A 16- by 10-foot garden will likely give you enough to feed a family of four. Remember, you don’t want to be overwhelmed the first time out. A smaller garden will also give you experience in planting and harvesting. And you won’t feel like barricading yourself from yet more cucumbers once the plants start to produce.
As you’re looking at available yard space, keep siting requirements in mind. The ground should be level. It’s not impossible to grow gardens on sloping land, but it’s much harder to weed, hoe and rototiller. Be sure your garden is close to available water sources. Otherwise, you’ll be carrying a lot of watering cans back and forth, which can get old really fast.
If the first balmy days of spring have you rushing out with seed packets…don’t. A good garden needs to be planned. And we mean, literally, sit down with a pencil and paper and plan the size, what you will plant in each area, when you will plant it and when it should be harvested. Graph paper is good for sketching the plot. Then write “when to plant” and “when to harvest” in lists.
Planning ensures the crops have enough space. If you don’t have enough space for both carrots and radishes, a list can tell you this before you start digging. Lists also ensure you don’t plant too late for a good harvest.
You need to know beforehand when seeds should go in the ground and when there should be vegetables ready! When planning the harvest, make sure it doesn’t coincide with vacation time. Also, make sure you won’t have a frantic two weeks when everything is ripe.
Some vegetables are easier to grow than others. It’s a good idea for newbie gardeners to focus on the easy ones. Next year, grow some of the harder ones. Easy ones include lettuce, basil, cucumbers, radishes and carrots. You can simply plant these in the ground, weed, fertilize and water, then pick when they are ready. Radishes can go from seed to table in about 20 days.
Tomatoes, green beans and zucchini are also easy. They grow best with a trellis or stake support, so they are slightly more complicated to grow. Some gardeners suggest newbies begin with cherry tomatoes, which are small and can be grown plant by plant.
Plants need room to set down roots. Water needs a place to go. If your soil is compacted, you need to hoe, dig and perhaps rototiller until it is loose enough to receive seeds or plants. In general, the soil needs to be loose about one foot down from the topsoil. Tomato roots will need two feet.
Then, add mulch and fertilizer. Mulch adds nutrients to the soil. Mulch can be made of bark, pine needles and grass clippings. In general, 10 percent to 20 percent of the soil should be compost. Use fertilizer very sparingly.

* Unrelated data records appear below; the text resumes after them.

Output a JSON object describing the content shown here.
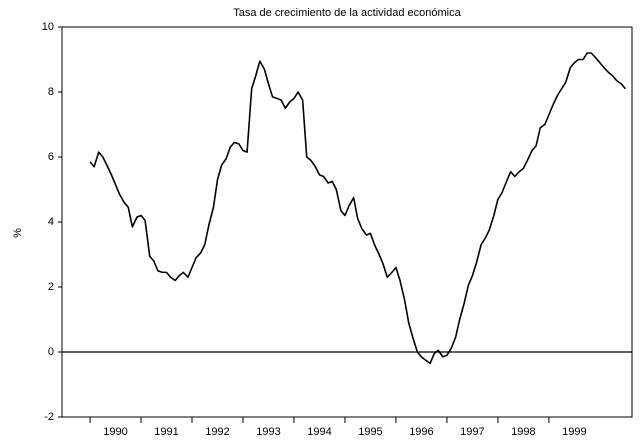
{
  "chart_data": {
    "type": "line",
    "title": "Tasa de crecimiento de la actividad económica",
    "y_label": "%",
    "x": [
      1990,
      1990.08,
      1990.17,
      1990.25,
      1990.33,
      1990.42,
      1990.5,
      1990.58,
      1990.67,
      1990.75,
      1990.83,
      1990.92,
      1991,
      1991.08,
      1991.17,
      1991.25,
      1991.33,
      1991.42,
      1991.5,
      1991.58,
      1991.67,
      1991.75,
      1991.83,
      1991.92,
      1992,
      1992.08,
      1992.17,
      1992.25,
      1992.33,
      1992.42,
      1992.5,
      1992.58,
      1992.67,
      1992.75,
      1992.83,
      1992.92,
      1993,
      1993.08,
      1993.17,
      1993.25,
      1993.33,
      1993.42,
      1993.5,
      1993.58,
      1993.67,
      1993.75,
      1993.83,
      1993.92,
      1994,
      1994.08,
      1994.17,
      1994.25,
      1994.33,
      1994.42,
      1994.5,
      1994.58,
      1994.67,
      1994.75,
      1994.83,
      1994.92,
      1995,
      1995.08,
      1995.17,
      1995.25,
      1995.33,
      1995.42,
      1995.5,
      1995.58,
      1995.67,
      1995.75,
      1995.83,
      1995.92,
      1996,
      1996.08,
      1996.17,
      1996.25,
      1996.33,
      1996.42,
      1996.5,
      1996.58,
      1996.67,
      1996.75,
      1996.83,
      1996.92,
      1997,
      1997.08,
      1997.17,
      1997.25,
      1997.33,
      1997.42,
      1997.5,
      1997.58,
      1997.67,
      1997.75,
      1997.83,
      1997.92,
      1998,
      1998.08,
      1998.17,
      1998.25,
      1998.33,
      1998.42,
      1998.5,
      1998.58,
      1998.67,
      1998.75,
      1998.83,
      1998.92,
      1999,
      1999.08,
      1999.17,
      1999.25,
      1999.33,
      1999.42,
      1999.5,
      1999.58,
      1999.67,
      1999.75,
      1999.83,
      1999.92,
      2000,
      2000.08,
      2000.17,
      2000.25,
      2000.33,
      2000.42,
      2000.5
    ],
    "series": [
      {
        "color": "#000000",
        "values": [
          5.85,
          5.7,
          6.15,
          6.0,
          5.75,
          5.45,
          5.15,
          4.85,
          4.6,
          4.45,
          3.85,
          4.15,
          4.2,
          4.05,
          2.95,
          2.8,
          2.5,
          2.45,
          2.45,
          2.3,
          2.2,
          2.35,
          2.45,
          2.3,
          2.6,
          2.9,
          3.05,
          3.3,
          3.9,
          4.45,
          5.3,
          5.75,
          5.95,
          6.3,
          6.45,
          6.4,
          6.2,
          6.15,
          8.1,
          8.5,
          8.95,
          8.7,
          8.25,
          7.85,
          7.8,
          7.75,
          7.5,
          7.7,
          7.8,
          8.0,
          7.75,
          6.0,
          5.9,
          5.7,
          5.45,
          5.4,
          5.2,
          5.25,
          5.0,
          4.35,
          4.2,
          4.5,
          4.75,
          4.1,
          3.8,
          3.6,
          3.65,
          3.3,
          3.0,
          2.7,
          2.3,
          2.45,
          2.6,
          2.2,
          1.6,
          0.9,
          0.45,
          0.0,
          -0.15,
          -0.25,
          -0.35,
          -0.05,
          0.05,
          -0.15,
          -0.1,
          0.1,
          0.45,
          1.0,
          1.45,
          2.05,
          2.35,
          2.75,
          3.3,
          3.5,
          3.75,
          4.2,
          4.7,
          4.9,
          5.25,
          5.55,
          5.4,
          5.55,
          5.65,
          5.9,
          6.2,
          6.35,
          6.9,
          7.0,
          7.3,
          7.6,
          7.9,
          8.1,
          8.3,
          8.75,
          8.9,
          9.0,
          9.0,
          9.2,
          9.2,
          9.05,
          8.9,
          8.75,
          8.6,
          8.5,
          8.35,
          8.25,
          8.1
        ]
      }
    ],
    "xlim": [
      1989.45,
      2000.63
    ],
    "xticks": [
      1990,
      1991,
      1992,
      1993,
      1994,
      1995,
      1996,
      1997,
      1998,
      1999
    ],
    "ylim": [
      -2,
      10
    ],
    "yticks": [
      -2,
      0,
      2,
      4,
      6,
      8,
      10
    ],
    "zero_line": true
  }
}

Your garden needs steady care and maintenance. Make sure it receives plenty of water, especially when the seeds or plants first hit the ground. Check the topsoil frequently, and water before it gets dry. The only way to be sure your plants are getting enough water but not too much is to use your hands and check. They can show signs of mold or failure to thrive if they are getting too much water.
Weed frequently as well. Weeds can grow quickly enough to choke seedlings before they start flourishing. While herbicides can kill weeds, they also have harmful effects on the garden itself. It’s best to pull up weeds by hand. This will not be a huge chore if you check for weeds regularly.
As you’re checking for weeds, look for signs of pests. The category of pests is broad, ranging from aphids to rabbits. They can destroy all your work in the garden. Insects can either be visible or leave signs of damage. Check with your local plant store about ways to get rid of them. Rabbits will eat your lettuce and other plants. A fence will discourage rabbits.
Finally, make sure you have all the common tools before you start. A hoe, shovel and some spades, for starters, will help prepare the garden. A watering can and gardening gloves are also good ideas.
Keep shoes and clothes just for gardening. If you’re doing it right, they’ll be too dirty and stained to use for anything else. Many people like to wear a hat that shades their eyes and keeps the sun off in the summer.
And there you have it! Take it easy and follow these simple steps. You’ll be enjoying fresh radishes and tomatoes this summer if you plant this spring.